Washington DC -
Sebanyak 59 warga kulit putih Afrika Selatan disambut sebagai "pengungsi" di Amerika Serikat oleh pemerintahan Trump. Kedatangan mereka terjadi di tengah kritik terhadap kebijakan Gedung Putih yang tengah gencar menangkap dan mendeportasi imigran.
"Selamat datang di negeri kebebasan," kata Wakil Menteri Luar Negeri AS, Christoph Landau, saat menyambut rombongan tersebut.
"Saya ingin kalian tahu bahwa kalian benar-benar diterima di sini dan kami menghormati apa yang telah kalian alami dalam beberapa tahun terakhir," kata Landau kepada kelompok Afrikaner tersebut, yang banyak di antaranya membawa bendera AS.
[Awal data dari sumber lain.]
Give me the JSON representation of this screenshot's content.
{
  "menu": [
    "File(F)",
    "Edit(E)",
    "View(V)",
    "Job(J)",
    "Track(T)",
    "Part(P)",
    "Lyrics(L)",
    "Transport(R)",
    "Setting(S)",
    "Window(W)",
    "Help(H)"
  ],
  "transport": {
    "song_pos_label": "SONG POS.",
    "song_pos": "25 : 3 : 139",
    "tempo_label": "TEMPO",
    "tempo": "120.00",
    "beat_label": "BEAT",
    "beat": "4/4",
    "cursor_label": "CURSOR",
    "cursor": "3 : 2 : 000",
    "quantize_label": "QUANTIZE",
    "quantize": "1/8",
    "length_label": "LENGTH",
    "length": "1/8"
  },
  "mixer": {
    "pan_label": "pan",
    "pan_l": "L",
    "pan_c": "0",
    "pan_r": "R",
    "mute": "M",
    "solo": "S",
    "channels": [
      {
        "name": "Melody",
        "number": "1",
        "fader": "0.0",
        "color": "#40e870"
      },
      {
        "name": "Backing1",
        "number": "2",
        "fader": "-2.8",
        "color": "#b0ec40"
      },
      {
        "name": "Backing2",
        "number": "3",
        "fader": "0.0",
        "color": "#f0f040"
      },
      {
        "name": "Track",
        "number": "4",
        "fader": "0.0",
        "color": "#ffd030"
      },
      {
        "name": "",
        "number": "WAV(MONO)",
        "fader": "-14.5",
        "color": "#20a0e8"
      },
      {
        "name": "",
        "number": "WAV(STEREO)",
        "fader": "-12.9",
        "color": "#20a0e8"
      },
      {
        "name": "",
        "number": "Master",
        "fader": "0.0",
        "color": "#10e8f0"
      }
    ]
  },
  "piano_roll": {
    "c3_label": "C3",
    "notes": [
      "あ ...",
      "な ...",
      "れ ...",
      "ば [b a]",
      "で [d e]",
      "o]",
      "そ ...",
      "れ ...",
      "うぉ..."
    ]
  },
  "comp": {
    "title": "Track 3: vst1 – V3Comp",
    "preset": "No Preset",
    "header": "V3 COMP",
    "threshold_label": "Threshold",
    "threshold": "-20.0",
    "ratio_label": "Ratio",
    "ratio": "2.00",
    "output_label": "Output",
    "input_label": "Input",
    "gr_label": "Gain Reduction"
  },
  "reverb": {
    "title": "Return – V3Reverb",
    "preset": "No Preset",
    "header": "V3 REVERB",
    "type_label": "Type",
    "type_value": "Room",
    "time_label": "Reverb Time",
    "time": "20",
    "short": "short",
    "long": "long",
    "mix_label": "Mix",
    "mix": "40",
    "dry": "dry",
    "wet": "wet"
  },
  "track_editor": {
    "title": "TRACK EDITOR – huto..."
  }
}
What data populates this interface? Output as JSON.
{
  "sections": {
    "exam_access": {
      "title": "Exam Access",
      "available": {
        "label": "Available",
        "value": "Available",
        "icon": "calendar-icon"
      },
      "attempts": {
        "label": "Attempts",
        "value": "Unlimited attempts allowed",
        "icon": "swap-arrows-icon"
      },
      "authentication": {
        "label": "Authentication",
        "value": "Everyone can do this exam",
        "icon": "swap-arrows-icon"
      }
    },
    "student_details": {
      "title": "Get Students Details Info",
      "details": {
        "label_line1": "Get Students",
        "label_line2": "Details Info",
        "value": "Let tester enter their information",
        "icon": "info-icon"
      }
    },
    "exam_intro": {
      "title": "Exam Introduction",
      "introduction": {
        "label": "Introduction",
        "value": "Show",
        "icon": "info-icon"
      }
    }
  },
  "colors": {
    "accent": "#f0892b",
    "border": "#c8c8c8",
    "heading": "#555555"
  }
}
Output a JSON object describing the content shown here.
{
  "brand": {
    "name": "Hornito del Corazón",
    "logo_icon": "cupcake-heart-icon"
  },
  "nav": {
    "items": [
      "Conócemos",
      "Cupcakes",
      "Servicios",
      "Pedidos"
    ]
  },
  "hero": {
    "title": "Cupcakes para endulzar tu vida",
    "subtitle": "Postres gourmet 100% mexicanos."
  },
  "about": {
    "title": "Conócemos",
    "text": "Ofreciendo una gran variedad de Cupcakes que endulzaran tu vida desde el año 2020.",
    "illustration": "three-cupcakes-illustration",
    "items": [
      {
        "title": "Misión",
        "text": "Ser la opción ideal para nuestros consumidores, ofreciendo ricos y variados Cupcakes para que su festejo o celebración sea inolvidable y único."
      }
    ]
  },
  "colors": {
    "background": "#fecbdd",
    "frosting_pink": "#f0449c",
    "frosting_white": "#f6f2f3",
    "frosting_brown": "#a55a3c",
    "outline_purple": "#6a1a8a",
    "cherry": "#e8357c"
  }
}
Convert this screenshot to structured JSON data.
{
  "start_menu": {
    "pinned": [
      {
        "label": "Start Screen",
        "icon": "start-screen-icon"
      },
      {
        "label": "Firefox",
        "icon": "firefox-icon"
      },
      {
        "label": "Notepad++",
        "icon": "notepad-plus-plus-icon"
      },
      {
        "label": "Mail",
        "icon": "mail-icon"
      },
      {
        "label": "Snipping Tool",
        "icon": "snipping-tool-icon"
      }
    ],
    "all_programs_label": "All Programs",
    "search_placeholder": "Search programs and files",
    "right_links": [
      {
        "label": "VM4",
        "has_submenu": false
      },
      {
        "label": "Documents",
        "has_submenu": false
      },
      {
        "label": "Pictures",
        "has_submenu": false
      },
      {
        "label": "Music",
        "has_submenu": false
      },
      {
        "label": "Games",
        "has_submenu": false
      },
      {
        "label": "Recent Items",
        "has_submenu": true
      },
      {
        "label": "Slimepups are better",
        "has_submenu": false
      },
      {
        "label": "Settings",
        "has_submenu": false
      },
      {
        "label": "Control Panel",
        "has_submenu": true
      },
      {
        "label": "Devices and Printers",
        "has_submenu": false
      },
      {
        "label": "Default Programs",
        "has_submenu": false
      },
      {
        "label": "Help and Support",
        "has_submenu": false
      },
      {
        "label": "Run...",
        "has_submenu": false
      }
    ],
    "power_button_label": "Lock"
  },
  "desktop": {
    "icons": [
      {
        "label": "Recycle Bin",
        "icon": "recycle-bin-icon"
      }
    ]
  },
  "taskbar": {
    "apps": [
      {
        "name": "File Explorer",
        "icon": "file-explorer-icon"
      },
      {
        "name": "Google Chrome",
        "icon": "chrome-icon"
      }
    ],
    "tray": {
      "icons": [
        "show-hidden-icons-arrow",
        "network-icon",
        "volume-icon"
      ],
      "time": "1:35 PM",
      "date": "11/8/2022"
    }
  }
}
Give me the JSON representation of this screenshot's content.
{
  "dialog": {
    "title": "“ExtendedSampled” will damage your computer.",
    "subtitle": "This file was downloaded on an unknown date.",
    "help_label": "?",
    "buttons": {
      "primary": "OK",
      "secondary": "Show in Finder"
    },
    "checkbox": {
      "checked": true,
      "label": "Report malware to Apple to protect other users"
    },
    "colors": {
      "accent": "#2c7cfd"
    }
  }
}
SCROLL TO CONTINUE WITH CONTENT
Para warga kulit putih Afrika Selatan itu tiba di Washington menggunakan pesawat carteran pribadi yang kabarnya dibiayai oleh Departemen Luar Negeri AS.
Dari sana, mereka kemudian melanjutkan perjalanan ke berbagai tujuan di AS.
Alasan Trump terima "pengungsi" warga kulit putih Afrika Selatan
Afrikaner merujuk pada kelompok etnis kulit putih yang sebagian besar merupakan keturunan pemukim Belanda, Jerman, dan Prancis.
Para pemimpin Afrikaner pernah memimpin Afrika Selatan selama rezim apartheid, yang dikenal dengan kebijakan pemisahan ras yang brutal dan represi terhadap warga kulit hitam.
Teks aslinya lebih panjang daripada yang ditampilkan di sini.